# Echo PB-251 blower



## John Lolli (Nov 3, 2005)

The Echo PB-251 blower will not keep running. It will start on choke then die like it is not getting gas. I had to replace the flywheel as the internal key was sheared. I next cleaned and rebuilt the carb and also installed new fuel lines. Gas is flowing using the primer but it seems when that burns up the blower dies. It has 120 psi compression.


----------



## geogrubb (Jul 28, 2006)

John Lolli said:


> The Echo PB-251 blower will not keep running. It will start on choke then die like it is not getting gas. I had to replace the flywheel as the internal key was sheared. I next cleaned and rebuilt the carb and also installed new fuel lines. Gas is flowing using the primer but it seems when that burns up the blower dies. It has 120 psi compression.

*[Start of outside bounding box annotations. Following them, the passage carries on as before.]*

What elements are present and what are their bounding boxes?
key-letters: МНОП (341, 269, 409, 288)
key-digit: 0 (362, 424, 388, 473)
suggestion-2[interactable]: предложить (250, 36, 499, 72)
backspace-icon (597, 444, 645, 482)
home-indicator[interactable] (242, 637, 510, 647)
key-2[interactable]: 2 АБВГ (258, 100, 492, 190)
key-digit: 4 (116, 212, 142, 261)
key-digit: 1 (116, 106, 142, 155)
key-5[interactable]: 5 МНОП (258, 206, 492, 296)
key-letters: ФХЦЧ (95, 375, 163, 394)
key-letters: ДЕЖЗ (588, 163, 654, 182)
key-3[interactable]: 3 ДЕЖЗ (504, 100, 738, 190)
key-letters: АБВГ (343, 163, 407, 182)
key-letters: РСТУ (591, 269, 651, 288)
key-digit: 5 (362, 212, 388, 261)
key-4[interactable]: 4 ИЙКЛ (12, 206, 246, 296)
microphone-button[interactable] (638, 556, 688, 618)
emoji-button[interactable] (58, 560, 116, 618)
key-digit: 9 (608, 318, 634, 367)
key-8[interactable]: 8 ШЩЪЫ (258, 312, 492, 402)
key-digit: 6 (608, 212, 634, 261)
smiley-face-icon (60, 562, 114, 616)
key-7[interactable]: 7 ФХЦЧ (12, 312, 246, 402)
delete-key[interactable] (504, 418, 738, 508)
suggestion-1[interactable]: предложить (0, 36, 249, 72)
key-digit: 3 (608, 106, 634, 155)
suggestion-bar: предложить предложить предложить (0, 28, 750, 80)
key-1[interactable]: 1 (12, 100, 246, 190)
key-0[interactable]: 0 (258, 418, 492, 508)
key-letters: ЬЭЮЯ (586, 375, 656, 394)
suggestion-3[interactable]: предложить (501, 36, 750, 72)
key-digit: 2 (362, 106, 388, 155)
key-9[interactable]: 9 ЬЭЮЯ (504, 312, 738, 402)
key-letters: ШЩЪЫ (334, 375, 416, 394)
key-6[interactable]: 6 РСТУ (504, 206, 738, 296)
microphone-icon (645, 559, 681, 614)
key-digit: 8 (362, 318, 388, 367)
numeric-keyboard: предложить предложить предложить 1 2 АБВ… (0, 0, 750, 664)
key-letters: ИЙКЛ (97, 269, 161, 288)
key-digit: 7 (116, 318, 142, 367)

Why was the flywheel key sheared? You probably have an air leak behind the carb, along the crankcase or the seals, if you can keep it running a little spray carb/brake parts cleaner behind the carb and along all mating surfaces, if the engine tempo changes you have found your leak. Have a good one. Geo


----------



## John Lolli (Nov 3, 2005)

George - From doing some research on the internet, I have learned that there was a problem with the internal key shearing on this particular blower. Evidently they were not assembled properly. My guess is that the flywheel Hub (nut) was not torqued properly as Echo increased the torque specs on the hub. I am going to really feel stupid if it is the crankcase seal gasket as I had to do a lot of disassembly to replace the flywheel and could have done a bit more and changed out the crankcase gasket at the same time.


----------



## geogrubb (Jul 28, 2006)

John Lolli said:


> George - From doing some research on the internet, I have learned that there was a problem with the internal key shearing on this particular blower. Evidently they were not assembled properly. My guess is that the flywheel Hub (nut) was not torqued properly as Echo increased the torque specs on the hub. I am going to really feel stupid if it is the crankcase seal gasket as I had to do a lot of disassembly to replace the flywheel and could have done a bit more and changed out the crankcase gasket at the same time.


There is never a reason to feel stupid when dealing with small engines, just when you think you have the answers someone changes the question, let us all hope it is a simple leak. Have a good one. Geo


----------